Godeberta lived a life of prayer and solitude at the monastery in Noyon for the rest of her life, leaving occasionally when "the call of charity or religion brought her forth among the people", many of whom were pagans. She also practiced penances, fasts, and believed in the efficacy of the sign of the cross. According to the Catholic Encyclopedia, in 676, when Noyon was threatened with fire, she made the sign of the cross over the flames and they were immediately extinguished, saving the town from destruction. Dunbar reported that "her sanctity was shown by many miracles".

Godeberta died in 670 at Noyon, probably on June 11, although the exact date of her death is unknown. Her body was interred in the church of St. George, which was renamed for her after her death. In 1168, her body was translated from the church, which was in ruins, to the Noyon Cathedral. Her relics, which included a bell that she used in her convent and the ring presented to her by Eligius, had survived. During the French Revolution, a "pious townsman" buried her relics near the cathedral, and were returned to the cathedral after the Revolution ended. Even though little historical details remain about Godeberta, she was seen as a protector during times of "plagues and catastrophes". The Catholic Encyclopedia reports that in 1866, during an outbreak of typhoid fever in Noyon, a leading citizen of the town whose child had died asked that Godeberta's relics be exposed, that a novena of intercession be practiced, and the town's inhabitants observe a three-day fast and wear sackcloth and ashes. The outbreak ended, and a few weeks later, her relics were paraded through the town and a statue of Godeberta was made to commemorate the miracle.

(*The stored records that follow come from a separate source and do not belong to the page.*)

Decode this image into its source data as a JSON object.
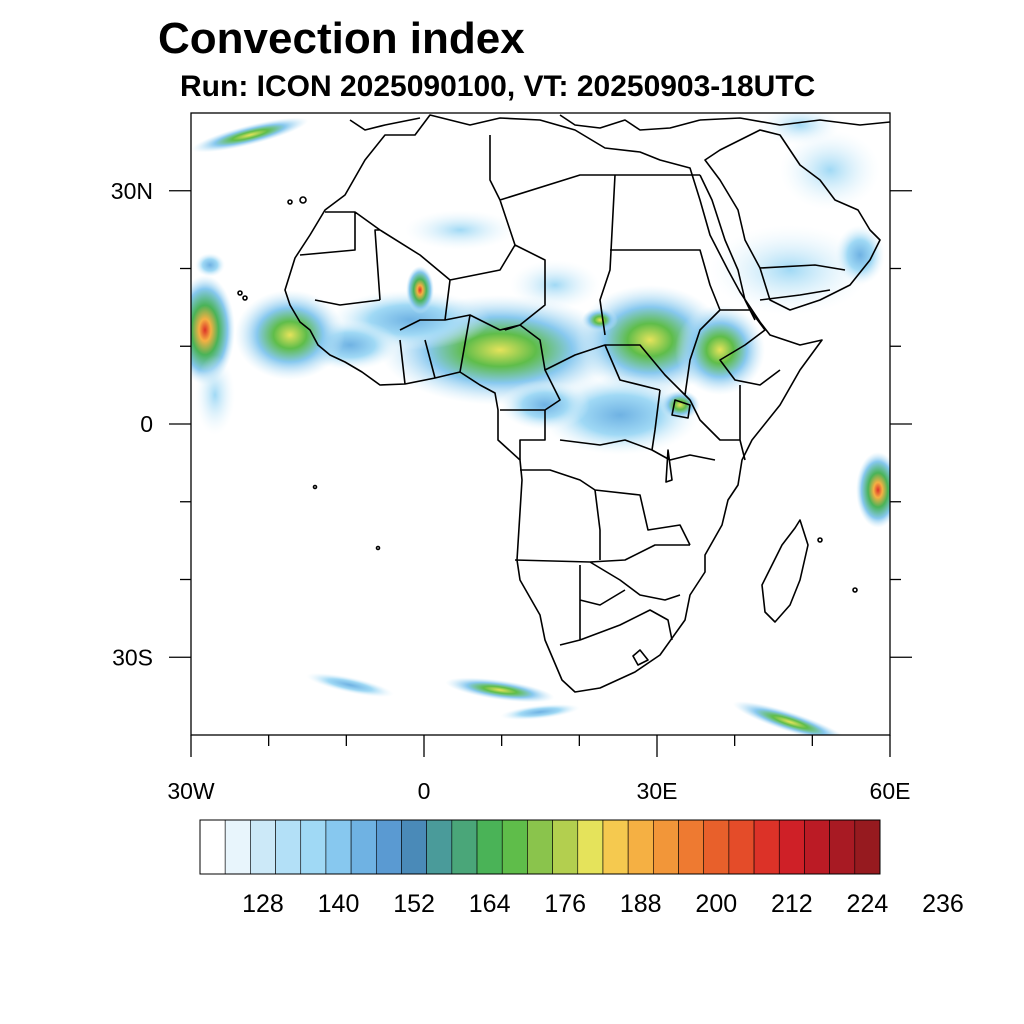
{
  "title": "Convection index",
  "subtitle": "Run: ICON 2025090100,  VT: 20250903-18UTC",
  "map": {
    "region": "Africa",
    "lon_range": [
      -30,
      60
    ],
    "lat_range": [
      -40,
      40
    ],
    "x_tick_labels": [
      {
        "lon": -30,
        "label": "30W"
      },
      {
        "lon": 0,
        "label": "0"
      },
      {
        "lon": 30,
        "label": "30E"
      },
      {
        "lon": 60,
        "label": "60E"
      }
    ],
    "y_tick_labels": [
      {
        "lat": 30,
        "label": "30N"
      },
      {
        "lat": 0,
        "label": "0"
      },
      {
        "lat": -30,
        "label": "30S"
      }
    ],
    "minor_lon_ticks": [
      -20,
      -10,
      10,
      20,
      40,
      50
    ],
    "minor_lat_ticks": [
      20,
      10,
      -10,
      -20
    ]
  },
  "colorbar": {
    "colors": [
      "#ffffff",
      "#e8f5fc",
      "#cce9f8",
      "#b3e0f7",
      "#a0d9f5",
      "#87c8ef",
      "#6fb2e3",
      "#5a9ad2",
      "#4a8ab8",
      "#4a9b9a",
      "#4aa679",
      "#4ab357",
      "#5fbd4a",
      "#8ac44c",
      "#b3cf4f",
      "#e5e35b",
      "#f5c94f",
      "#f5b043",
      "#f29639",
      "#ee7a31",
      "#e8602b",
      "#e44c29",
      "#dc3228",
      "#cf2027",
      "#bb1b25",
      "#a81a23",
      "#961a1f"
    ],
    "labels": [
      "128",
      "140",
      "152",
      "164",
      "176",
      "188",
      "200",
      "212",
      "224",
      "236"
    ]
  }
}
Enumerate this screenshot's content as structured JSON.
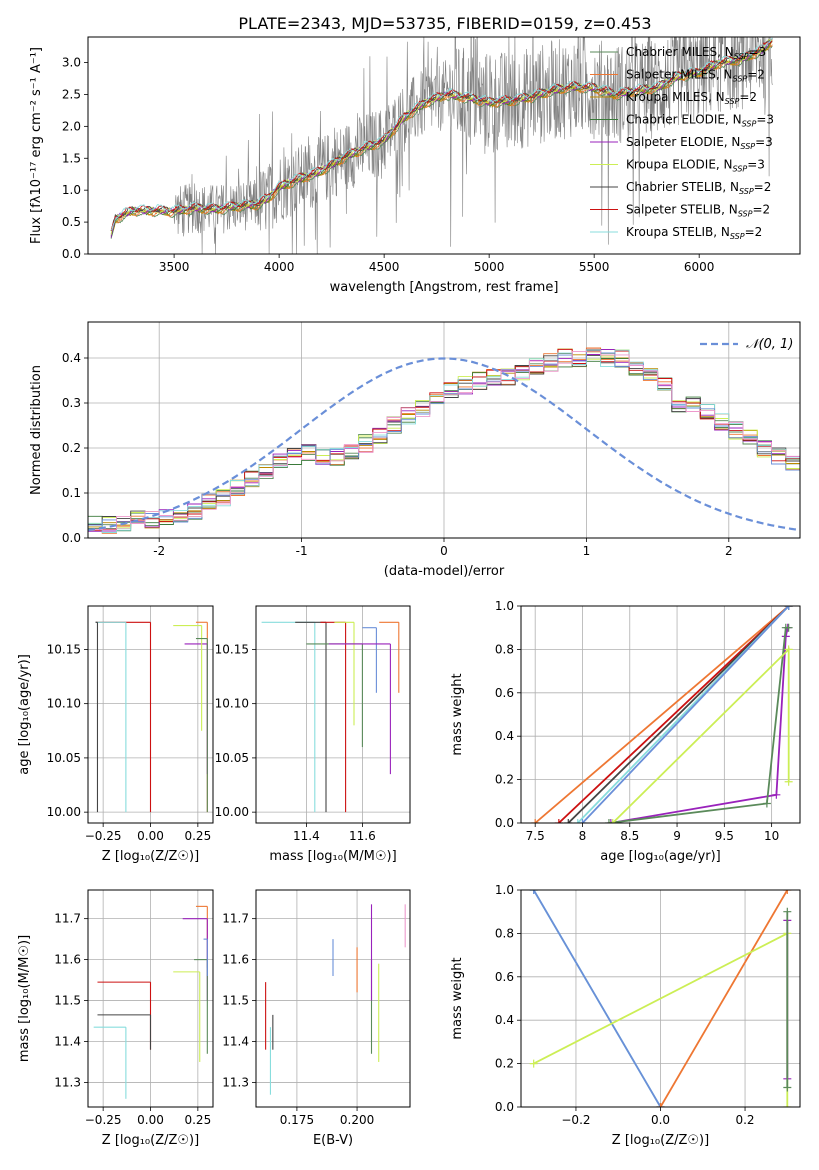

Godeberta's feast is celebrated on June 11; it is also celebrated in Noyon on the fifth Sunday after Easter. She is the patroness of Noyon, France and is invoked against pestilence and rain. She is represented holding a ring. In 1449, Flemish artist Petrus Christus painted St. Eligius in His Workshop (also known as The Legend of Saint Eligius and Saint Godeberta), which depicts Saint Eligius, Godeberta, and the king in Eligius' goldsmithing workshop, providing Godeberta the ring that espoused her to Christ. The painting is currently held at the Metropolitan Museum of Art.